Exit your SSH connection and connect to Longleaf via SFTP. Then, navigate to the data/qc
folder within seq_pipeline
and download the multiqc files:
$ sftp <onyen>@longleaf.unc.edu
$ cd /work/users/<o>/<n>/<onyen>/seq_pipeline/data/qc/
$ get -r multiqc*
# files will download...
$ exit
Now, open multiqc.html
in Firefox:
$ firefox multiqc.html
There are various metrics in this report that you can look at. A good one to start with is the FASTQC report, which tells you the quality of your reads. You can also see the average read depth for each of your samples, and transition to transversion ratio to determine the quality of the calls. For Drosophila WGS, the Ts/Tv ratio should be around 2 [1]. Too low indicates a high false positive rate of calling, and too high indicates a biased callset (see this post)
See here for more information on variant calling metrics.
Alignment and BAM processing
First, all of the reads or read pairs for a given sample will be individually aligned to whatever reference genome is selected in config.yaml
. The alignments will then be sorted and merged into a single BAM file, with lane information being preserved in the read group tags of the reads. Next, the BAM files will be processed to remove duplicates. This is only necessary for Illumina sequencing and sequencing of PCR-amplified DNA, but it will not be detrimental for analysis of Nanopore reads.
flowchart TD;
A[sample 1]--- a{{sequencing}}-->B[sample 1 lane 1 reads] & C[sample 1 lane 2 reads] & D[sample 1 lane 3 reads]

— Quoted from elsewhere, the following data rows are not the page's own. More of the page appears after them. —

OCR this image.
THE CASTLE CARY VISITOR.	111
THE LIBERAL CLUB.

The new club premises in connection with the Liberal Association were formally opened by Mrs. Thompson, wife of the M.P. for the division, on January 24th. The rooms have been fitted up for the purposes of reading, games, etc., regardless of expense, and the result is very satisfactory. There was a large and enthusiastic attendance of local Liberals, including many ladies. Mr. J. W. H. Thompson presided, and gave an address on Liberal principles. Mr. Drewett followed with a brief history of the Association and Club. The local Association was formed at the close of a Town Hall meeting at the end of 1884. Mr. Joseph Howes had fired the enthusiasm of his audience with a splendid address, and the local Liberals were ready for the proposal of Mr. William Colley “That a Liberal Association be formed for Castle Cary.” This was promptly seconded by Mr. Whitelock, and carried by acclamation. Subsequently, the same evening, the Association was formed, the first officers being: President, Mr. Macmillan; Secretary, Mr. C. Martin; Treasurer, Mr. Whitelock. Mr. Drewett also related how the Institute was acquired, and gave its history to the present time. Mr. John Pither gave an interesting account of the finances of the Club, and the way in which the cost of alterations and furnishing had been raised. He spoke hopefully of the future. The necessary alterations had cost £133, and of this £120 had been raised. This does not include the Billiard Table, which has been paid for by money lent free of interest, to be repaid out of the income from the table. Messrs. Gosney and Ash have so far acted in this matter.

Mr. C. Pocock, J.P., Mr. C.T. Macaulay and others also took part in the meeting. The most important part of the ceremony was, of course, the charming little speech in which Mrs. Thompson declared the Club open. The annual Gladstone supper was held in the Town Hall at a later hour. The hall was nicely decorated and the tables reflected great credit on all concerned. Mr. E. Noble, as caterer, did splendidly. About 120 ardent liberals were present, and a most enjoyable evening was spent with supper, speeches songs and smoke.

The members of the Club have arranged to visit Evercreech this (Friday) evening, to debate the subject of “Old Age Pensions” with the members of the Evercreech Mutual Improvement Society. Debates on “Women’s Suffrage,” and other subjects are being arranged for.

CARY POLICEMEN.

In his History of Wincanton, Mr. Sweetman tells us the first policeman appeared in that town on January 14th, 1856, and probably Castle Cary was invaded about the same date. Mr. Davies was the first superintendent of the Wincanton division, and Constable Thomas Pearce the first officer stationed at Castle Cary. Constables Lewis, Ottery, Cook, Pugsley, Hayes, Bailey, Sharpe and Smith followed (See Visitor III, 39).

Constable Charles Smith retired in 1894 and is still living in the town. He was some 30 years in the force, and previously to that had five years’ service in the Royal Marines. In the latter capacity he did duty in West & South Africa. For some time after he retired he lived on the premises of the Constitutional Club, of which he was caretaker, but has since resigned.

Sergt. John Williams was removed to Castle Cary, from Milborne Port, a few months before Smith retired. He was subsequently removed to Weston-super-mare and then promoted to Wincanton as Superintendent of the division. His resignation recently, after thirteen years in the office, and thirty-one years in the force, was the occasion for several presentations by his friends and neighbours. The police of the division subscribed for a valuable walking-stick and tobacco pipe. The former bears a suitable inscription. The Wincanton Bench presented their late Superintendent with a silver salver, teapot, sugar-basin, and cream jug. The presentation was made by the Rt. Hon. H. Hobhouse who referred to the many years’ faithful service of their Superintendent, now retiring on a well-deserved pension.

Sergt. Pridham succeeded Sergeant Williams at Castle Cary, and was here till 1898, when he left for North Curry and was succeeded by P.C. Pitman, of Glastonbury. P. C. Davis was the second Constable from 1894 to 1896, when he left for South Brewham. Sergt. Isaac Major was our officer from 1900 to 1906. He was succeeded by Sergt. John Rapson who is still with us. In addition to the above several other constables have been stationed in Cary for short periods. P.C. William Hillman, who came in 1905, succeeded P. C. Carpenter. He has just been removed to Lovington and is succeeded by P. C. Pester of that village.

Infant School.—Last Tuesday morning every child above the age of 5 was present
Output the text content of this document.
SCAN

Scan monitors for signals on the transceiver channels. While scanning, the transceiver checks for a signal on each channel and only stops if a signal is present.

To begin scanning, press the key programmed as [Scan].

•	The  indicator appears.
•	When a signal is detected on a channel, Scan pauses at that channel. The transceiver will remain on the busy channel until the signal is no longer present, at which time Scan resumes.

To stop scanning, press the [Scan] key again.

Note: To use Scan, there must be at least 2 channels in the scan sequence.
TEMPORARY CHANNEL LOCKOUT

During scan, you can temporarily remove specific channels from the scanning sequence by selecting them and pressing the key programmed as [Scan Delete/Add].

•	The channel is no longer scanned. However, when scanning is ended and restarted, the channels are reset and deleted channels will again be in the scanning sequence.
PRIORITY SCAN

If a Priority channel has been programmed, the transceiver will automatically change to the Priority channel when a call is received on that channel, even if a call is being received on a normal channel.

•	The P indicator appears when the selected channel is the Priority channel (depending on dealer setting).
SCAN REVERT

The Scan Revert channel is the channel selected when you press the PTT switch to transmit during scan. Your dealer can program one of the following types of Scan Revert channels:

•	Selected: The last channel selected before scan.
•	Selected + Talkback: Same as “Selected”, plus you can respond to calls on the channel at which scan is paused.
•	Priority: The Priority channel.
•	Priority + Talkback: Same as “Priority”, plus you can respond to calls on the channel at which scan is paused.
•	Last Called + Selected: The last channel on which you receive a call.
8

B --- b{{alignment}} -->E[sample 1 lane 1 BAM]
C --- c{{alignment}} -->F[sample 1 lane 2 BAM]
D --- d{{alignment}} -->G[sample 1 lane 3 BAM]
E & F & G --> q{{sort and merge}} --> H[sample 1 BAM]
H --- f{{remove duplicates}} --> I[sample 1 BAM, duplicates removed]
Next, the polished BAM files (with duplicates removed) will be pooled into the groups specified in the sample sheet. Variants will be called and sorted into variant call format files.
flowchart TD
H[sample 1 BAM] & I[sample 2 BAM] & J[sample 3 BAM]---z{group 1}---e{{variant calling}} -->K[VCF]
K --- a{{filtering}} --> L[filtered VCF] ---r{{separate by sample}} -->M[sample 1 VCF] & N[sample 2 VCF] & O[sample 3 VCF]
P[sample 4 BAM] & Q[sample 5 BAM]---g{group 2}-->k[the same process, separately]
Using these VCFs, you can make consensus sequences for your samples by applying the variants in the sample to the reference genome. The resulting FASTA files can be viewed in Snapgene, etc. for downstream analysis.
flowchart TD
A[sample 1 VCF] & B[reference FASTA] ---q{{make consensus sequence}}-->C[sample 1 reference FASTA]
Consensus sequences can be aligned to one another and the reference using MUSCLE, generating a FASTA with gaps in the alignment represented by -
.
flowchart TD
A[sample 1 consensus] & B[sample 2 consensus] & C[sample 3 consensus] & D[reference FASTA]---q{{multiple sequence alignment}}--->E[multiple alignment FASTA]
[1] Keightley PD, Trivedi U, Thomson M, Oliver F, Kumar S, Blaxter ML. Analysis of the genome sequences of three Drosophila melanogaster spontaneous mutation accumulation lines. Genome Res. 2009 Jul;19(7):1195-201. doi: 10.1101/gr.091231.109. Epub 2009 May 13. PMID: 19439516; PMCID: PMC2704435.